Evergreen Screening for Long Island Landscapes

Are you looking to screen an unpleasant view, buffer wind or unwanted noise, or just need some privacy? Hedges, aka living fences, provide easy solutions to these age-old problems. The following are a few recommendations for evergreen screening on Long Island.

Hollies: Ilex species

Holly, formally known as Ilex, is a large group of multi-purpose plants. Japanese holly (Ilex crenata) offers dense growing habits and shiny green leaves throughout the year. Two popular varieties include ‘Steeds’ and ‘Chesapeake.’ Grow in full to part sun locations that offer acidic, moist, yet well-drained soils. Multi-purpose, they are suitable as low or high hedges, as well as foundation plantings.
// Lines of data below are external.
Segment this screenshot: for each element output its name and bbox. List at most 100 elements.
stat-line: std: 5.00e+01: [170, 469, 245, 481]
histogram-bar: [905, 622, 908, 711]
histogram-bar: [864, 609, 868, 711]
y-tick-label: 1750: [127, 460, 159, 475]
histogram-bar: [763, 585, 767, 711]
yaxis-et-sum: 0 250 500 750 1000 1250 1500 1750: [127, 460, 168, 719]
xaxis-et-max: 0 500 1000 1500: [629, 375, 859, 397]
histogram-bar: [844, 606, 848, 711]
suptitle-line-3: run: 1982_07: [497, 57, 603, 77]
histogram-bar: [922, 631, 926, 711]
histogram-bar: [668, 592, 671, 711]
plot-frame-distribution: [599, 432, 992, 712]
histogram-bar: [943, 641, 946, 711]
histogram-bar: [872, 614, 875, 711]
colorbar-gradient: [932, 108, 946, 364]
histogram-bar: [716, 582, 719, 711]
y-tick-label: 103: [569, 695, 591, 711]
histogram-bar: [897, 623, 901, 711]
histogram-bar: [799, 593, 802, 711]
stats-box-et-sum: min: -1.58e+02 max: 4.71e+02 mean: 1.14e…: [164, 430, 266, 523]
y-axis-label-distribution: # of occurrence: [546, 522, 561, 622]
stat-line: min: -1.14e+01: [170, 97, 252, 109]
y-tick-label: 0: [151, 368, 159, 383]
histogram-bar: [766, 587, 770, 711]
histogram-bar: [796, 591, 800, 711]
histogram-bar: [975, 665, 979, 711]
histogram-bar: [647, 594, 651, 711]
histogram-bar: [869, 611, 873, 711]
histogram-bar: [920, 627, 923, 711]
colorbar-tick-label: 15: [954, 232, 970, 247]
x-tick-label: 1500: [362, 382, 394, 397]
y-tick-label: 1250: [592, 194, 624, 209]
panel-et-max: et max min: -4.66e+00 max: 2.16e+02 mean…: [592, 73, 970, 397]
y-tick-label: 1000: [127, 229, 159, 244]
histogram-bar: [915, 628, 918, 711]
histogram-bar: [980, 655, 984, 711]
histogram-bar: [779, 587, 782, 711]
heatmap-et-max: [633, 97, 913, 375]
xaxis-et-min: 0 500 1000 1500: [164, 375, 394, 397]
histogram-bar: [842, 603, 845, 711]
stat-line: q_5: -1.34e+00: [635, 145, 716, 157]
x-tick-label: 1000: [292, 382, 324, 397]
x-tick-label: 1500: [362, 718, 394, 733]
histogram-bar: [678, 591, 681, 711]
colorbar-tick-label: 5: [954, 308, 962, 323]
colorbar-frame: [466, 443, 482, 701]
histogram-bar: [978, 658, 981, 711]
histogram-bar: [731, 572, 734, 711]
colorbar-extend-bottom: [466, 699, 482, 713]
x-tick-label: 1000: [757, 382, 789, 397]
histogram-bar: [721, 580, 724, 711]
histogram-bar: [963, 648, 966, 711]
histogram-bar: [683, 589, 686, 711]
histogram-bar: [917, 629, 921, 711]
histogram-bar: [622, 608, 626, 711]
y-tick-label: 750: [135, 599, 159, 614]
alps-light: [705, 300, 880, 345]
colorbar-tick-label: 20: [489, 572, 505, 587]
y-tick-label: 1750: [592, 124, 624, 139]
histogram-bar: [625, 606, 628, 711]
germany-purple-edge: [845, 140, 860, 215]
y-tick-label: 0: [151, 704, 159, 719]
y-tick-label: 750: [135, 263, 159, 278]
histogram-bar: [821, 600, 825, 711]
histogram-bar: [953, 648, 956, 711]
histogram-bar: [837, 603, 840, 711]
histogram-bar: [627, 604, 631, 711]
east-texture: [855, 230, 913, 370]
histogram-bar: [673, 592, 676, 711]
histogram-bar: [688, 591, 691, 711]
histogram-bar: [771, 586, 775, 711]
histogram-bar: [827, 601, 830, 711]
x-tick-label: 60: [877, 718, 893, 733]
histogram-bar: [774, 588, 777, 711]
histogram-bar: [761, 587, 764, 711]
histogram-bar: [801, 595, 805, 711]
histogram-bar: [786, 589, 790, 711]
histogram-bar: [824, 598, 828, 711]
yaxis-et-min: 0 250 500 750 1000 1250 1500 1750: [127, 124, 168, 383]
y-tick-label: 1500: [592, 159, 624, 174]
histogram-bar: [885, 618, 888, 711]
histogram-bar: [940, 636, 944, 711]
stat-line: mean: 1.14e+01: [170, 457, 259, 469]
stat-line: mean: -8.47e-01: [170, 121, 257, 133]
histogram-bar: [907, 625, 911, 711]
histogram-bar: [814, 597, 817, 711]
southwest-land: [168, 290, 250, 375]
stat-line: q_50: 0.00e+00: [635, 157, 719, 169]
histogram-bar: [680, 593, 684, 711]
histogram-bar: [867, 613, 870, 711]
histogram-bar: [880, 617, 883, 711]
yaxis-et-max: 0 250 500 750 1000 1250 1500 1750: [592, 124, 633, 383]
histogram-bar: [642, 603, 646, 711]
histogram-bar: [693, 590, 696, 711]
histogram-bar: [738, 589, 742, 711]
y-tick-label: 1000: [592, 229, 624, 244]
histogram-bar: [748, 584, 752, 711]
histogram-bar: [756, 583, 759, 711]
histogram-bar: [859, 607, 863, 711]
Other popular evergreen hollies for screening include Ilex ‘Nellie R. Stevens’ with its lustrous dark green leaves, and Ilex ‘Red Oak’ with its oak-shaped leaves that appear red in spring before turning to dark green. Plant in full to part sun, and acidic, moist, well-drained soils. Avoid soils that are wet or slow to drain. Ilex is reported to be deer resistant.

Manhattan Euonymus: Euonymus ‘Manhattan’

Euonymus ‘Manhattan’, commonly referred to as Manhattan Euonymus, is a worthy consideration as a fast-growing, low residential hedge or screen. Bright, glossy green leaves are evergreen on Long Island, but may be semi-evergreen in colder zones during the winter months. Grow in full sun to part shade, soil should be moist yet well-drained. Avoid soils that are wet or slow to drain. Be informed: Manhattan Euonymus is not deer resistant; use a repellent if deer are problematic in your area.

Schip Laurel: Prunus laurocerasus ‘Schipkaensis’


‘Schip Laurel’, pronounced skip, has grown in popularity as a hardy screening plant prized for its dense form, dark glossy green leaves, and ability to grow in shade. For the best results, provide rich organic soil that is moist but well drained. Avoid soils that are slow to drain or often wet. Schips will produce flowers in late spring and blackish purple berries in early fall making it a great plant for attracting birds in the landscape. Good news – they are reported to be deer resistant.

Green Giant Arborvitae: Thuja plicata ‘Green Giant’

Arborvitae ‘Green Giant’ is a go-to plant for tall wind breaks, screening, and privacy. Single specimens can be used as focal points in landscape settings. ‘Green Giant’ is a vigorous, pyramidal-shaped grower that is prized for its dense rich green color. It prefers moist, fertile well-drained soil; however, it will tolerate a range of soil conditions. Best grown in full sun to part shade. ‘Green Giant’ is reported to be deer resistant.

Emerald Green Arborvitae: Thuja occidentalis ‘Emerald Green’


Arborvitae ‘Emerald Green’ is a narrow, pyramidal evergreen with glossy emerald-green sprays of foliage. Best grown in full sun to part shade (avoid dense shade) in moist, well-drained soil. Heavy snow and ice accumulation can cause the branches to split. Be informed: ’Emerald Green’ is not deer resistant; use a repellent if deer are problematic in your area.


What’s intentionally missing?

 For many years, hemlock (Tsuga canadensis) was the ‘go to’ plant for privacy hedges and screening. Hemlocks are no longer recommended due to Hemlock Wooly Adelgid, a troublesome insect that continues to plague hemlocks in landscape settings.

Another once popular evergreen that was overused, Leyland Cypress is no longer recommended due to problems with borers, cankers, and root rot.